Turismo extra alberghiero, Un caffè a Radio X con Maurizio Battelli: “Numeri positivi, ma senza voli la destinazione va in letargo”

battelli extra

“Il vero problema del turismo in Sardegna? Quando finisce ottobre, finiscono i voli e la destinazione va in letargo. Solo l’extra alberghiero genera 600 milioni di euro in Sardegna, ma i privati da soli non possono risolvere il problema dei trasporti.”


Maurizio Battelli – professionista del turismo da oltre vent’anni e rappresentante del comparto extra-alberghiero con l’associazione EXTRA – è l’ospite di Ilene Steingut in questa puntata di Un caffè a Radio X per una finestra sullo stato del settore turistico in Sardegna, tra numeri, criticità e opportunità di crescita.

Sempre più turisti oggi cercano soluzioni flessibili come appartamenti o B&B. Nonostante le polemiche, i numeri parlano chiaro: l’extra alberghiero è oggi un motore economico fondamentale. Guardando alla stagione, l’andamento è stato altalenante: «Maggio e giugno sono stati interessanti, con un leggero aumento rispetto alla stagione precedente», ma «nessuno si aspettava una frenata a luglio». I dati raccolti dai portali come Airbnb e Booking – «dati inconfutabili» – mostrano un calo di circa il 5% nelle notti vendute, confermato anche ad agosto. La causa principale? «Il mercato italiano che frena… un problema legato al calo del reddito e alla situazione economica nazionale».

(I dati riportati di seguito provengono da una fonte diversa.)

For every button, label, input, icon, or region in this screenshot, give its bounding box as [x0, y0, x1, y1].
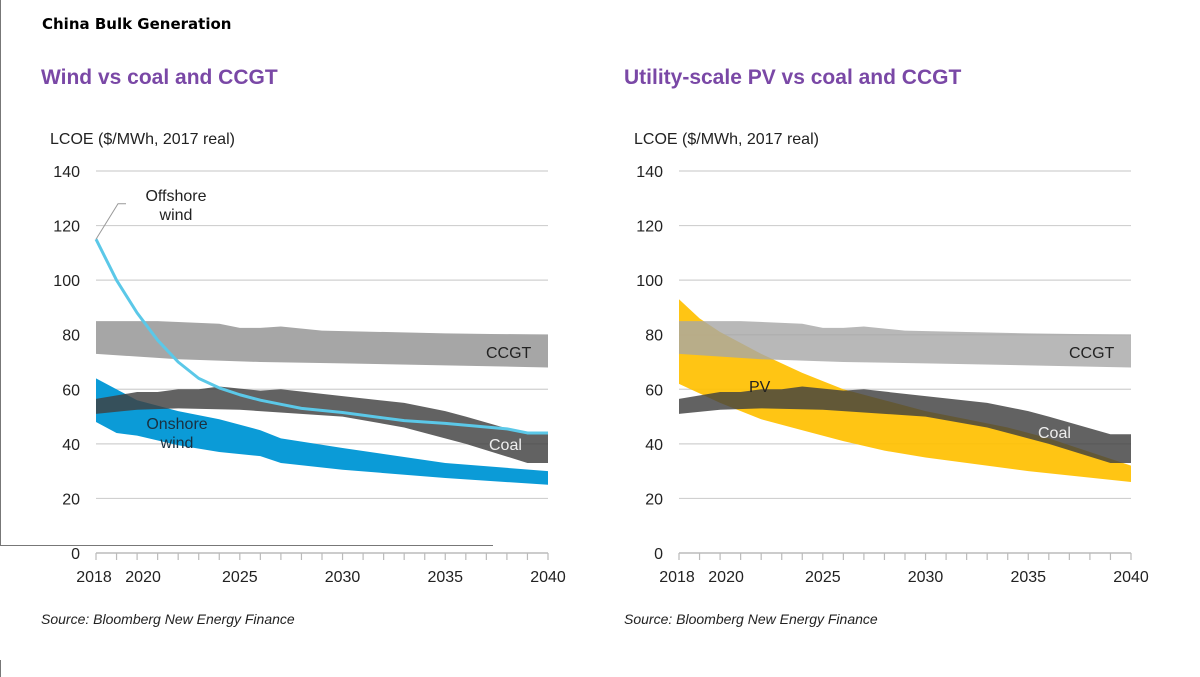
frame-line	[0, 545, 493, 546]
annotation-onshore: Onshore	[146, 416, 207, 433]
x-tick-label: 2025	[222, 569, 258, 586]
band-coal	[679, 386, 1131, 463]
line-offshore-wind	[94, 238, 548, 435]
annotation-pv: PV	[749, 379, 771, 396]
y-tick-label: 120	[636, 219, 663, 236]
x-tick-label: 2040	[530, 569, 566, 586]
frame-line	[0, 0, 1, 546]
annotation-coal: Coal	[489, 437, 522, 454]
x-tick-label: 2030	[908, 569, 944, 586]
annotation-offshore: Offshore	[145, 188, 206, 205]
annotation-onshore: wind	[160, 435, 194, 452]
band-coal	[96, 386, 548, 463]
y-tick-label: 40	[645, 437, 663, 454]
x-tick-label: 2040	[1113, 569, 1149, 586]
y-tick-label: 100	[636, 273, 663, 290]
x-tick-label: 2020	[708, 569, 744, 586]
source-note-wind: Source: Bloomberg New Energy Finance	[41, 611, 295, 627]
annotation-ccgt: CCGT	[1069, 345, 1115, 362]
x-tick-label: 2035	[427, 569, 463, 586]
y-tick-label: 0	[71, 546, 80, 563]
band-onshore-wind	[96, 378, 548, 485]
y-axis-label-pv: LCOE ($/MWh, 2017 real)	[634, 131, 819, 148]
annotation-ccgt: CCGT	[486, 345, 532, 362]
x-tick-label: 2018	[659, 569, 695, 586]
y-tick-label: 60	[62, 382, 80, 399]
page-title: China Bulk Generation	[42, 15, 232, 33]
annotation-coal: Coal	[1038, 425, 1071, 442]
y-tick-label: 20	[645, 491, 663, 508]
y-tick-label: 140	[53, 164, 80, 181]
y-tick-label: 140	[636, 164, 663, 181]
y-axis-label-wind: LCOE ($/MWh, 2017 real)	[50, 131, 235, 148]
leader-line	[95, 203, 126, 240]
x-tick-label: 2035	[1010, 569, 1046, 586]
annotation-offshore: wind	[159, 207, 193, 224]
y-tick-label: 80	[62, 328, 80, 345]
band-pv	[679, 299, 1131, 483]
source-note-pv: Source: Bloomberg New Energy Finance	[624, 611, 878, 627]
y-tick-label: 100	[53, 273, 80, 290]
frame-line	[0, 660, 1, 677]
band-ccgt	[679, 321, 1131, 368]
chart-title-wind: Wind vs coal and CCGT	[41, 66, 278, 89]
chart-title-pv: Utility-scale PV vs coal and CCGT	[624, 66, 962, 89]
y-tick-label: 60	[645, 382, 663, 399]
band-ccgt	[96, 321, 548, 368]
x-tick-label: 2018	[76, 569, 112, 586]
y-tick-label: 0	[654, 546, 663, 563]
x-tick-label: 2020	[125, 569, 161, 586]
x-tick-label: 2030	[325, 569, 361, 586]
y-tick-label: 40	[62, 437, 80, 454]
x-tick-label: 2025	[805, 569, 841, 586]
y-tick-label: 120	[53, 219, 80, 236]
y-tick-label: 20	[62, 491, 80, 508]
y-tick-label: 80	[645, 328, 663, 345]
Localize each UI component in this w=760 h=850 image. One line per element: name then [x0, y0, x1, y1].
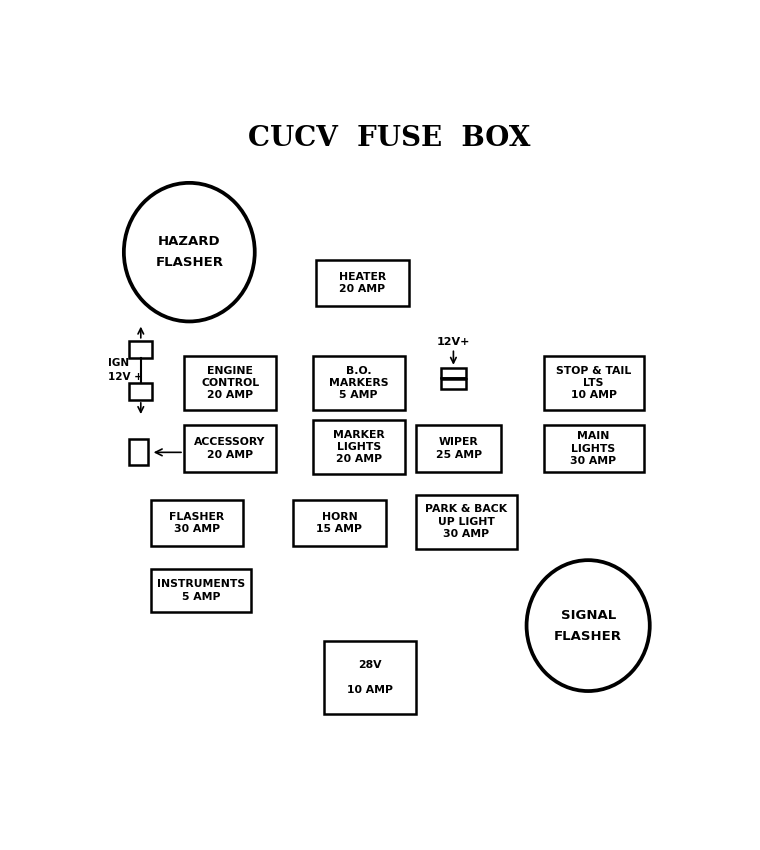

Si parla spesso anche dell’impatto del caldo e del cambio delle abitudini dei viaggiatori, ma per il mercato dell’isola c’è un fattore determinante: «Il vero problema sono i trasporti, uno degli elementi più importanti del settore». Il costo dei voli e la difficoltà nel trovare posti incidono in piena estate, ma il nodo cruciale è l’inverno: «Finisce ottobre, finiscono i voli, finisce la summer dei voli e inizia il letargo». Senza collegamenti, l’isola si spegne, e solo pochi voli legati al business restano attivi.

Cosa possono fare i privati? «Già fanno molto. Solo l’ex alberghiero genera un fatturato di 600 milioni di euro, e 120 milioni vengono spesi dagli operatori sui portali per far arrivare i turisti». Ma su trasporti e voli la frammentazione del settore pesa: «L’alberghiero organizza i charter. Nel mondo extra alberghiero questo fenomeno non esiste ancora. Creare massa critica e investire insieme sarebbe auspicabile, ma quando uno si lancia con i charter non è una roba facile, sono soldi veri».

Sul fronte dell’accoglienza, però, Battelli è ottimista: «L’extra alberghiero ha fatto bene all’ospitalità. Molti host sono ex turisti che hanno imparato cosa significa soddisfare esigenze e sorridere ai clienti. Se no ti becchi la recensione negativa… avere un 9 invece di 10 su Booking è tragico». Il livello del servizio in Sardegna è molto alto: «Le valutazioni su Airbnb e Booking sono molto oltre la media nazionale». E questo sta spingendo anche gli alberghi tradizionali a migliorare.

C’è però un aspetto spesso ignorato: la sanità. «Quando un turista sta male entriamo nel mondo della vacanza da incubo. La destinazione Sardegna dal punto di vista sanitario è molto carente e nei centri pubblici capita di trovare persone che non parlano altre lingue. Noi abbiamo creato un centro medico per turisti, siamo ormai alla quarta stagione. È stata un’ottima idea e un vantaggio anche per la destinazione».

In chiusura uno sguardo al futuro: «Il mio sogno nel cassetto è che la Sardegna riesca a portare a casa tutto il valore che veramente ha… ce lo raccontano quelli che vengono, ma noi non riusciamo a vederlo. Valorizzare pienamente questa ricchezza significherebbe far rimanere tante persone in Sardegna e farle lavorare in un settore trainante a livello mondiale».